災害取材を行うマスコミが、現地で非常識な行動をとる理由スピン経済の歩き方(2/5 ページ)

» 2016年04月19日 08時00分 公開
[窪田順生ITmedia]

非常識極まりない行動

関西テレビのクルーは、「災害現場に早く……」という焦りがあったのか(写真はイメージです)

 デイリースポーツの取材に応じた関西テレビ広報によれば、取材クルーは宿泊先の熊本市内を朝出発し、被害が大きかった益城町に向かう途中だった。中継や取材素材送信の作業などで時間が切迫していたことで、割り込みを行ったという。

 この日は朝から各局が益城町から中継を行っている。「後発」の関テレクルーらの尻に火がついていたのは容易に想像できる。とにかく早く現地に急行し、倒壊した家屋など「地震の爪痕」を見つけなくてはいけない。インタビューに応じる被災者も必要だ。レポート原稿やカメラ割りなど中継の段取りも考えれば、チンタラしている場合ではない――。

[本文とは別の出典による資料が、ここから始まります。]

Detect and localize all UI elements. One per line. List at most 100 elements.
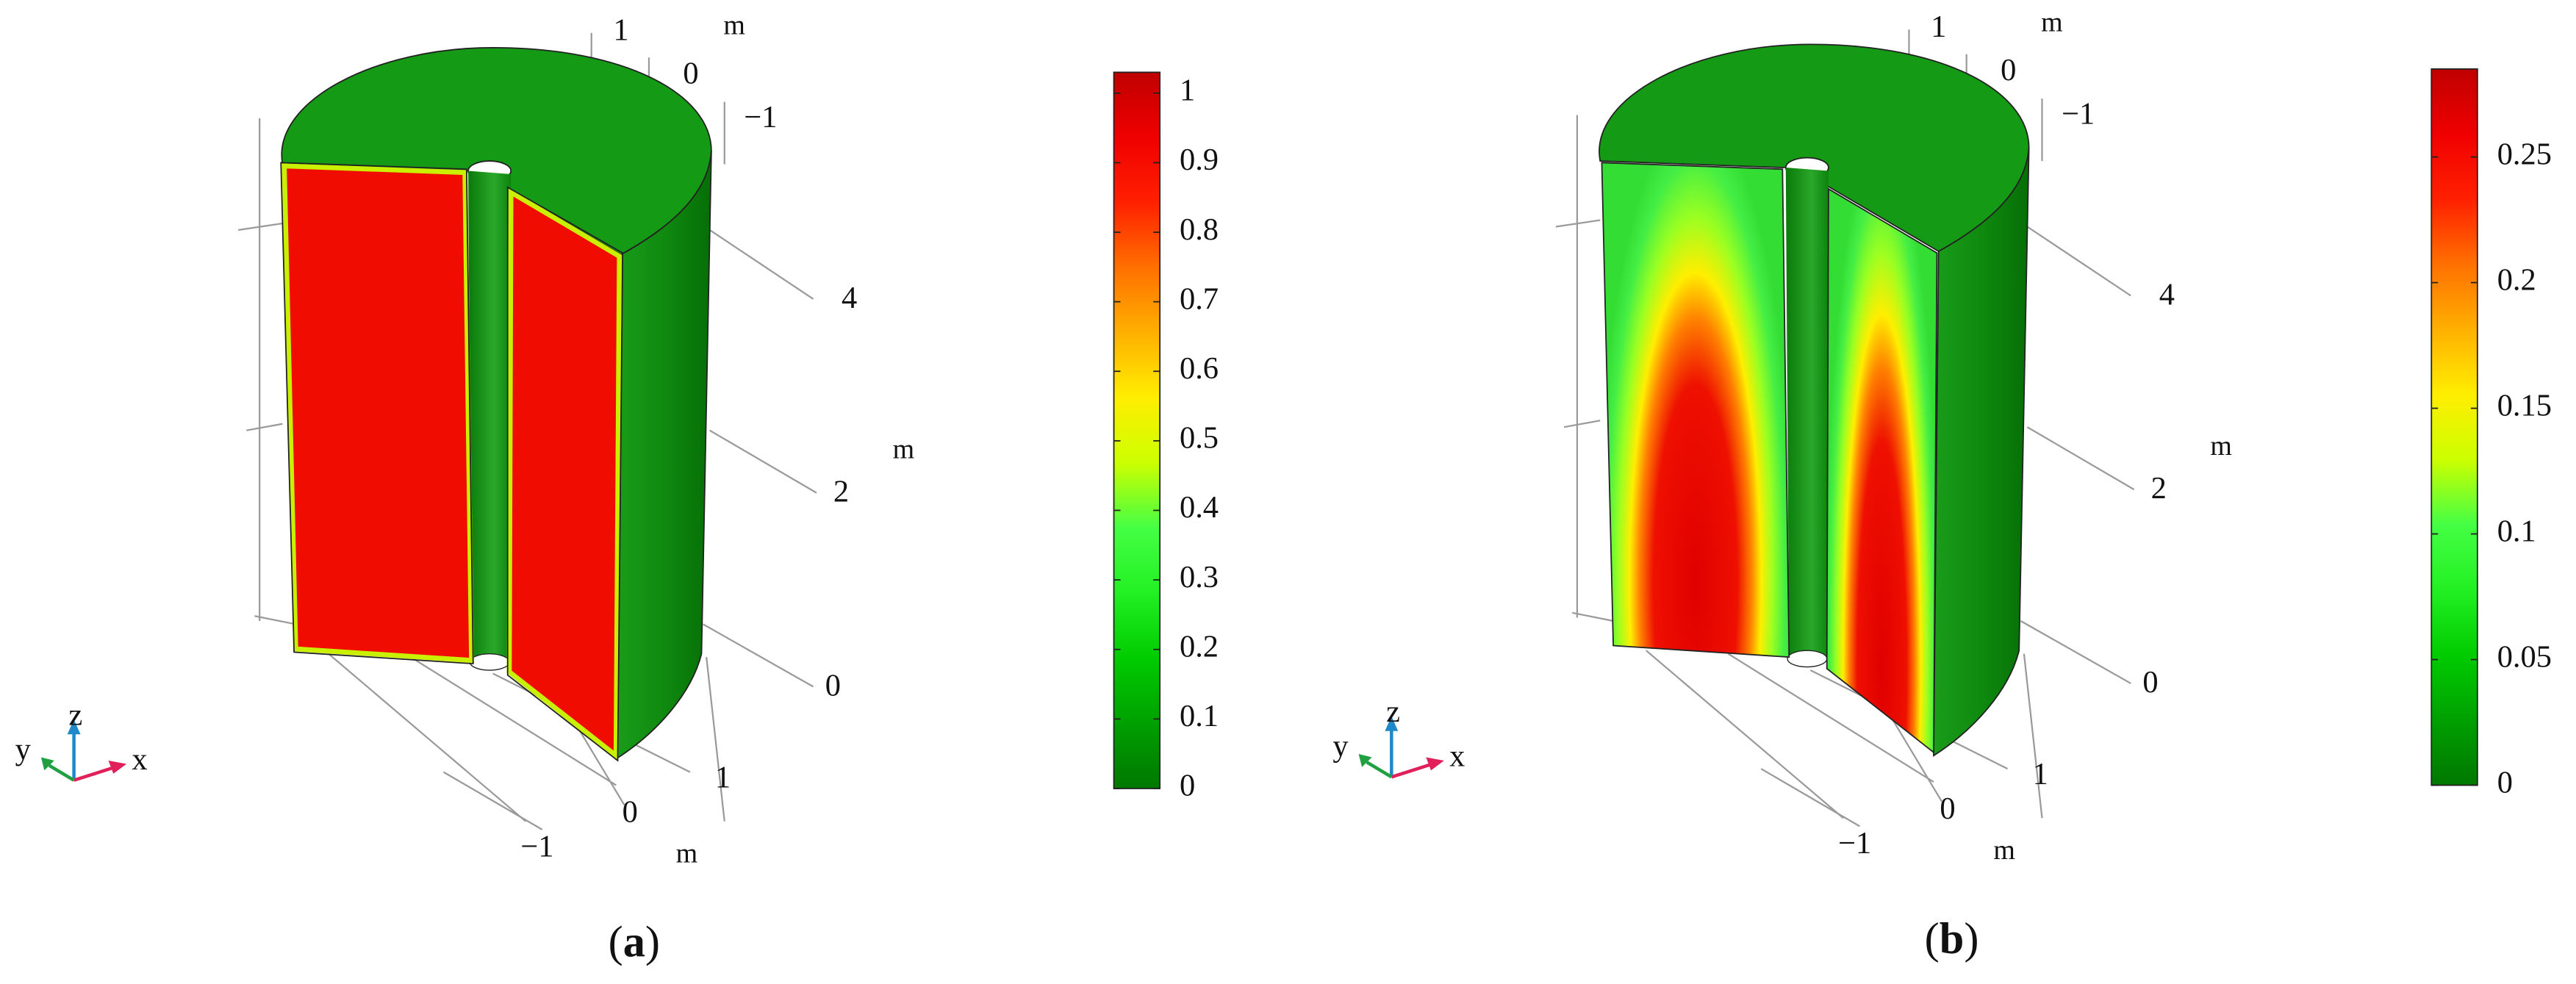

 つまり、彼らが割り込みという非常識な行動をとった背景には、「被災者の論理」より「マスコミの論理」を優先させてしまうからなのだ。この論理とは一言で言えば、とにかく「分かりやすく派手な被害」を伝えることこそが正義だという考え方である。

 被害を免れた建物より、倒壊した家屋。安堵の笑顔より、不安に怯える表情。命からがら逃げた人にマイクを突きつけ、「どうですか? 怖かったでしょう?」とやる。こういうことが「優先すべき仕事」になってしまっているので、ガソリンの給油待ちをしている被災者の姿が見えないのだ。

 ただ、マスコミのみなさんをかばうわけではないが、彼らがこのような「分かりやすく派手な被害」に固執してしまうのは、「性」(さが)というか、「絶対に完治しない病」のようなものだと思っている。

 もうずいぶん前になるが、まだ記者をやっていたとき、北海道の有珠山(うすざん)が噴火をして現地で取材をしたことがある。噴煙は地上3000メートルまでのぼり、国道も寸断。近隣住民は避難を余儀なくされるという大きな災害だった。

 道内はもちろん、日本中でさまざまなイベントが「自粛」された。「日曜洋画劇場」で放映されるはずだった火山を舞台にしたパニック映画『ダンテズ・ピーク』も他の映画に差し替えになって、連日のように噴火の様子や、避難所で疲弊した被災者の様子が報道された。

 ただ、これは現地にいた人間からすると、かなり違和感があった。噴火2日前に近隣住民ら約1万人を避難させたおかげで、人的被害はゼロ。洞爺湖温泉(とうやこおんせん)という「観光の街」ということもあり、中には「噴火に負けるか!」と声を掛け合って、元気な被災者も多くいたからだ。